Italian hours measure time beginning at sunset, counting through 24 hours until the next sunset. Italian hours can either begin at 0 and count to 24, or begin at 24 and count to 0, the latter indicating hours until sunset. Like Babylonian hours, they are often seen on diptychs with additional dial furniture.

 

Identifying characteristics:

1. Italian hours can be considered the mirror image of Babylonian hours, featuring an opposite lean. The hour lines end at sunset with 24 or 0 (often a vertical line when on horizontal or vertical dials, though this hour is not always depicted).

2. Often, Italian hours are displayed alongside or overlapping Babylonian hours.

3. On some sundial quadrants, these hour lines may be parallel.

 

 

 

 

 

 

 

Seasonal Hours

Alternate names: Temporal hours, temporary hours, unequal hours

Parent system: Unequal

Seasonal hours are perhaps closest in tune with the movements of the sun. Being an unequal hour system, the length of one hour varies over the course of the year. Sunrise marks the beginning of the first hour, the sun culminates at the end of the sixth hour, and sunset occurs at the end of the 12th hour.
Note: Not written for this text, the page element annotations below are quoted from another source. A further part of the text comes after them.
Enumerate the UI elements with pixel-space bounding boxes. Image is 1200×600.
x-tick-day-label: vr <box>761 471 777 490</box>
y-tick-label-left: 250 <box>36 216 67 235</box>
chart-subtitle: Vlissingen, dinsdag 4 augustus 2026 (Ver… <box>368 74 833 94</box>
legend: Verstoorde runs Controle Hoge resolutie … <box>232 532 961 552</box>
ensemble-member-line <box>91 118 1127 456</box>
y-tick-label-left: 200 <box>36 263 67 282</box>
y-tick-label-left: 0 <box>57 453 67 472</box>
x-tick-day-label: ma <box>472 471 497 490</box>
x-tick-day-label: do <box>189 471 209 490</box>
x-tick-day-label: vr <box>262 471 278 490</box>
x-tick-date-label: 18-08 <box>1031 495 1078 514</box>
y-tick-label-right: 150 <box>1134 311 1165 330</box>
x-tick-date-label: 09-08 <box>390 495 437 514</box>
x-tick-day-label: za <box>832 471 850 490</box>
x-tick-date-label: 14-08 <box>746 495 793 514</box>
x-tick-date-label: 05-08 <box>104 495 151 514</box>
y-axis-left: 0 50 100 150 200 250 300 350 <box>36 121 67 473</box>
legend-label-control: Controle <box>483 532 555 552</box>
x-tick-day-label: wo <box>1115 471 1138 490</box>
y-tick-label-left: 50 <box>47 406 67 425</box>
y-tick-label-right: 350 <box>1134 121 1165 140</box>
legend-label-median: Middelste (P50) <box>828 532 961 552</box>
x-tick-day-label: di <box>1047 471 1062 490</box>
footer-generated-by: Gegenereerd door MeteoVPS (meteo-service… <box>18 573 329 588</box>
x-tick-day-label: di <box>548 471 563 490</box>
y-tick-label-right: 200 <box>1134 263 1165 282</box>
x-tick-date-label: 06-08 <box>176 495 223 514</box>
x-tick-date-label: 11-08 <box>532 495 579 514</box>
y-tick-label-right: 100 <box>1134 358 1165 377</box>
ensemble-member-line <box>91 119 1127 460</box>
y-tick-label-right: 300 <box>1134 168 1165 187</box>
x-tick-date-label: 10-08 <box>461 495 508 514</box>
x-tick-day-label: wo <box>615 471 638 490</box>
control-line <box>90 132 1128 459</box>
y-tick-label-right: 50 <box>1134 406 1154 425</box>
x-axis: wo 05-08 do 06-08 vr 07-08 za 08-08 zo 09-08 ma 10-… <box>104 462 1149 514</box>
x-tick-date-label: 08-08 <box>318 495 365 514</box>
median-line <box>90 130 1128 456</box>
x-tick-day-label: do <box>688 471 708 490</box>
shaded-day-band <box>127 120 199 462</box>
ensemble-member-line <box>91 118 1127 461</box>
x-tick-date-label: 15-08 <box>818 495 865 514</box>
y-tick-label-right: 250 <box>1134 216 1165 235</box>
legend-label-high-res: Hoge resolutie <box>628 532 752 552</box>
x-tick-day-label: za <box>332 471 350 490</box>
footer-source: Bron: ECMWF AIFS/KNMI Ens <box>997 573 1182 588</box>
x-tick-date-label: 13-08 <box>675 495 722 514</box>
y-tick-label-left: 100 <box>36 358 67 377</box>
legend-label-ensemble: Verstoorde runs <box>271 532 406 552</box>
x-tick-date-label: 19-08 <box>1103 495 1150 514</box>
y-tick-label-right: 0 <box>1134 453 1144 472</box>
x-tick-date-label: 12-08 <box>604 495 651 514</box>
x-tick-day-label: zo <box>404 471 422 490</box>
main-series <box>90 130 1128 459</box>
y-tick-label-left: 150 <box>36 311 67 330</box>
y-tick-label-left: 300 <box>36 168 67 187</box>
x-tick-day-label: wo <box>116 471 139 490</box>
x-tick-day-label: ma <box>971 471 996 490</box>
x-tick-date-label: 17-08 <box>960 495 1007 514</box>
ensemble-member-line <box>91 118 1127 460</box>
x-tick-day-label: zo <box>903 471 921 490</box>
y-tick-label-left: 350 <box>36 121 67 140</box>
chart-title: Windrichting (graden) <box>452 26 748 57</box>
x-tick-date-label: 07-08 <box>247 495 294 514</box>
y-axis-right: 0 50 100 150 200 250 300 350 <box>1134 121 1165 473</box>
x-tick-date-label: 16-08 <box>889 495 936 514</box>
At the equinox, seasonal hours are 60 minutes long, but can range from 40 to 80 at the winter and summer solstices.

Identifying characteristics:

1. Seasonal hours on altitude dials are marked by 7 lines, separating the dial plate into six segments with two numerals each; the two hours of the day when the sun is mirrored about the north-south line. These lines are often irregularly spaced relative to each other. On horizontal and direct south vertical dials, these hours appear to have a more uniform spread than modern hours.

2. Perhaps the most common signifier that unequal hours are present is the fact that the end of the 6th hour marks noon. In the case of altitude dials, this means that the highest sun will cause the dial to mark the 7th hour.

3. On horizontal and vertical dials, these hour lines appear to converge at either the substyle point or a point beyond the gnomon entirely.